Kırmızı Başlıklı Kız

Bir zamanlar, herkesin çok sevdiği tatlı mı tatlı küçük bir kız varmış. Onu gören herkes çok severmiş; ama en çok da büyükannesi ona düşkünmüş. Büyükannesi, küçük kızını sevindirmek için ne hediye vereceğini bilemezmiş. Bir gün ona kırmızı kadifeden bir başlık almış. Başlık o kadar yakışmış ki, küçük kız başka bir başlık giymek istememiş. Bu yüzden, herkes ona “Kırmızı Başlıklı Kız” demeye başlamış.

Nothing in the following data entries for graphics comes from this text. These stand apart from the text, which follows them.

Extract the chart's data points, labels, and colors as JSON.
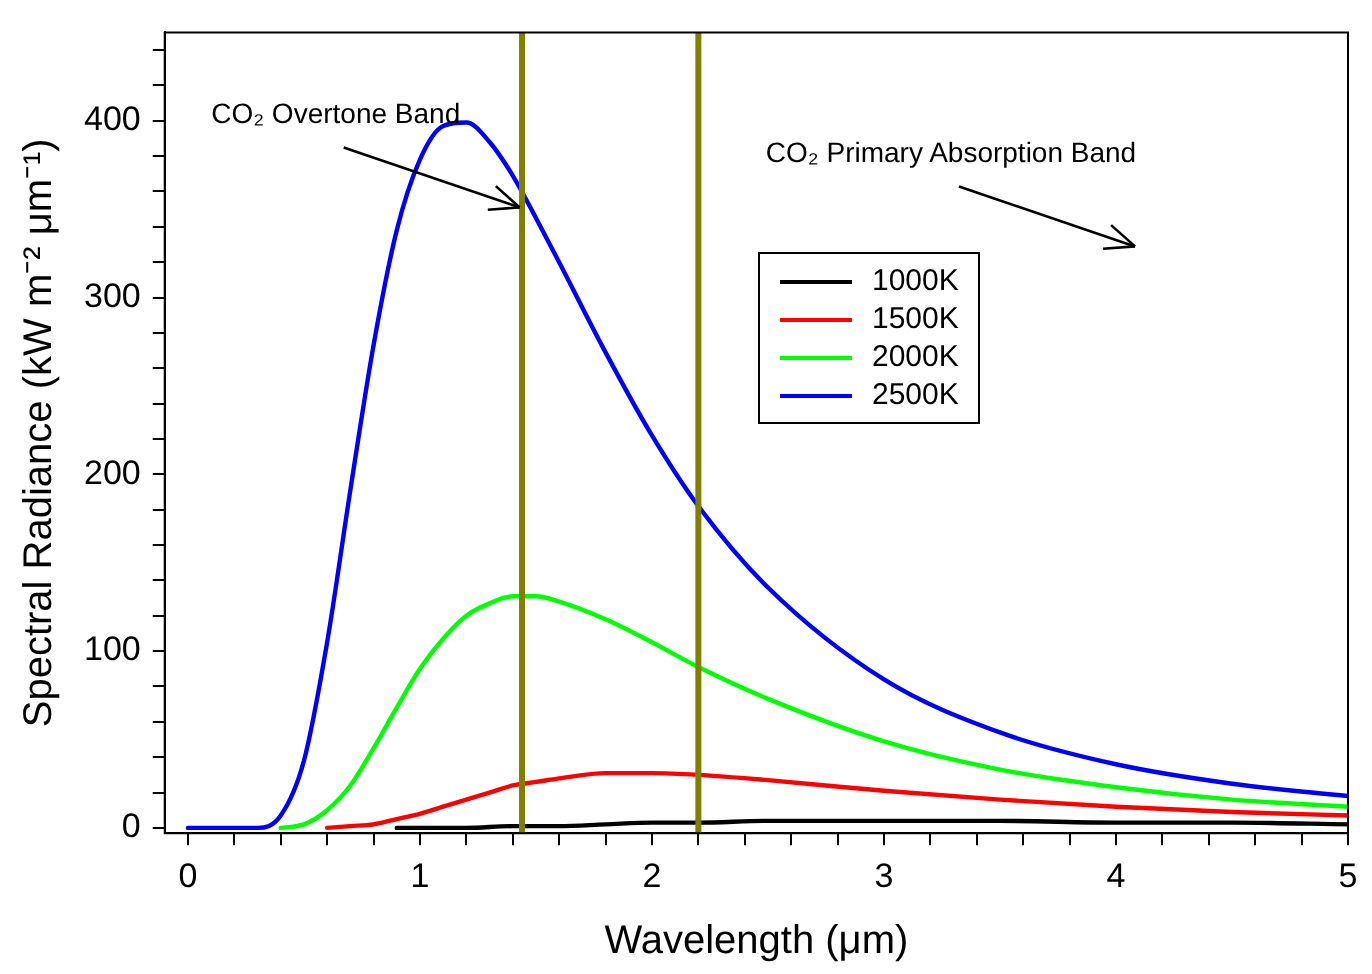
{
  "chart_data": {
    "type": "line",
    "xlabel": "Wavelength (μm)",
    "ylabel": "Spectral Radiance (kW m⁻² μm⁻¹)",
    "series": [
      {
        "name": "1000K",
        "color": "#000000",
        "x": [
          0.9,
          1.0,
          1.2,
          1.4,
          1.6,
          1.8,
          2.0,
          2.2,
          2.5,
          3.0,
          3.5,
          4.0,
          4.5,
          5.0
        ],
        "values": [
          0,
          0,
          0,
          1,
          1,
          2,
          3,
          3,
          4,
          4,
          4,
          3,
          3,
          2
        ]
      },
      {
        "name": "1500K",
        "color": "#ff0000",
        "x": [
          0.6,
          0.7,
          0.8,
          0.9,
          1.0,
          1.1,
          1.2,
          1.3,
          1.4,
          1.5,
          1.6,
          1.8,
          2.0,
          2.2,
          2.5,
          3.0,
          3.5,
          4.0,
          4.5,
          5.0
        ],
        "values": [
          0,
          1,
          2,
          5,
          8,
          12,
          16,
          20,
          24,
          26,
          28,
          31,
          31,
          30,
          27,
          21,
          16,
          12,
          9,
          7
        ]
      },
      {
        "name": "2000K",
        "color": "#00ff00",
        "x": [
          0.4,
          0.5,
          0.6,
          0.7,
          0.8,
          0.9,
          1.0,
          1.1,
          1.2,
          1.3,
          1.4,
          1.5,
          1.6,
          1.8,
          2.0,
          2.2,
          2.5,
          3.0,
          3.5,
          4.0,
          4.5,
          5.0
        ],
        "values": [
          0,
          2,
          10,
          24,
          45,
          68,
          90,
          107,
          120,
          127,
          131,
          131,
          128,
          118,
          105,
          91,
          73,
          49,
          33,
          23,
          16,
          12
        ]
      },
      {
        "name": "2500K",
        "color": "#0000ff",
        "x": [
          0,
          0.2,
          0.3,
          0.4,
          0.5,
          0.6,
          0.7,
          0.8,
          0.9,
          1.0,
          1.1,
          1.2,
          1.3,
          1.4,
          1.5,
          1.6,
          1.8,
          2.0,
          2.2,
          2.5,
          3.0,
          3.5,
          4.0,
          4.5,
          5.0
        ],
        "values": [
          0,
          0,
          0,
          7,
          38,
          105,
          191,
          273,
          338,
          378,
          397,
          399,
          388,
          369,
          345,
          320,
          269,
          222,
          182,
          136,
          84,
          54,
          36,
          25,
          18
        ]
      }
    ],
    "xlim": [
      -0.1,
      5
    ],
    "xticks": [
      0,
      {
        "value": 0.2,
        "label": null
      },
      {
        "value": 0.4,
        "label": null
      },
      {
        "value": 0.6,
        "label": null
      },
      {
        "value": 0.8,
        "label": null
      },
      1,
      {
        "value": 1.2,
        "label": null
      },
      {
        "value": 1.4,
        "label": null
      },
      {
        "value": 1.6,
        "label": null
      },
      {
        "value": 1.8,
        "label": null
      },
      2,
      {
        "value": 2.2,
        "label": null
      },
      {
        "value": 2.4,
        "label": null
      },
      {
        "value": 2.6,
        "label": null
      },
      {
        "value": 2.8,
        "label": null
      },
      3,
      {
        "value": 3.2,
        "label": null
      },
      {
        "value": 3.4,
        "label": null
      },
      {
        "value": 3.6,
        "label": null
      },
      {
        "value": 3.8,
        "label": null
      },
      4,
      {
        "value": 4.2,
        "label": null
      },
      {
        "value": 4.4,
        "label": null
      },
      {
        "value": 4.6,
        "label": null
      },
      {
        "value": 4.8,
        "label": null
      },
      5
    ],
    "ylim": [
      -3,
      450
    ],
    "yticks": [
      0,
      {
        "value": 20,
        "label": null
      },
      {
        "value": 40,
        "label": null
      },
      {
        "value": 60,
        "label": null
      },
      {
        "value": 80,
        "label": null
      },
      100,
      {
        "value": 120,
        "label": null
      },
      {
        "value": 140,
        "label": null
      },
      {
        "value": 160,
        "label": null
      },
      {
        "value": 180,
        "label": null
      },
      200,
      {
        "value": 220,
        "label": null
      },
      {
        "value": 240,
        "label": null
      },
      {
        "value": 260,
        "label": null
      },
      {
        "value": 280,
        "label": null
      },
      300,
      {
        "value": 320,
        "label": null
      },
      {
        "value": 340,
        "label": null
      },
      {
        "value": 360,
        "label": null
      },
      {
        "value": 380,
        "label": null
      },
      400,
      {
        "value": 420,
        "label": null
      },
      {
        "value": 440,
        "label": null
      }
    ],
    "ref_lines": [
      {
        "axis": "x",
        "value": 1.44,
        "color": "#808000"
      },
      {
        "axis": "x",
        "value": 2.2,
        "color": "#808000"
      }
    ],
    "annotations": [
      {
        "text": "CO₂ Overtone Band",
        "x": 1.43,
        "y": 351
      },
      "CO₂ Primary Absorption Band"
    ],
    "grid": false,
    "legend": "top right",
    "marker": "none",
    "line_style": "solid"
  }
}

Bir gün annesi ona seslenmiş:
“Gel bakalım, burada bir parça çörek ve bir şişe süt var. Bunları al, büyükannene götür. Kadıncağız hasta düşmüş; biraz yer, içerse belki iyileşir, kendine gelir. Yolda fazla oyalanmadan uslu uslu yürü; sakın koşup düşme! Yoksa şişeyi kırarsın, büyükannen sütsüz kalır. Oraya vardığında da onu selamlamayı unutma!”

Kırmızı Başlıklı Kız, annesinin söylediklerini dinleyip çörek ve sütü alarak büyükannesinin ormandaki evine doğru yola koyulmuş. Ormanın derinliklerinde yürürken, bir kurtla karşılaşmış. Kurdun kötü bir hayvan olduğunu bilmediğinden, ondan hiç korkmamış. Kurt ona: “Günaydın, Kırmızı Başlıklı Kız! Nereye gidiyorsun böyle sabah sabah?” diye sormuş.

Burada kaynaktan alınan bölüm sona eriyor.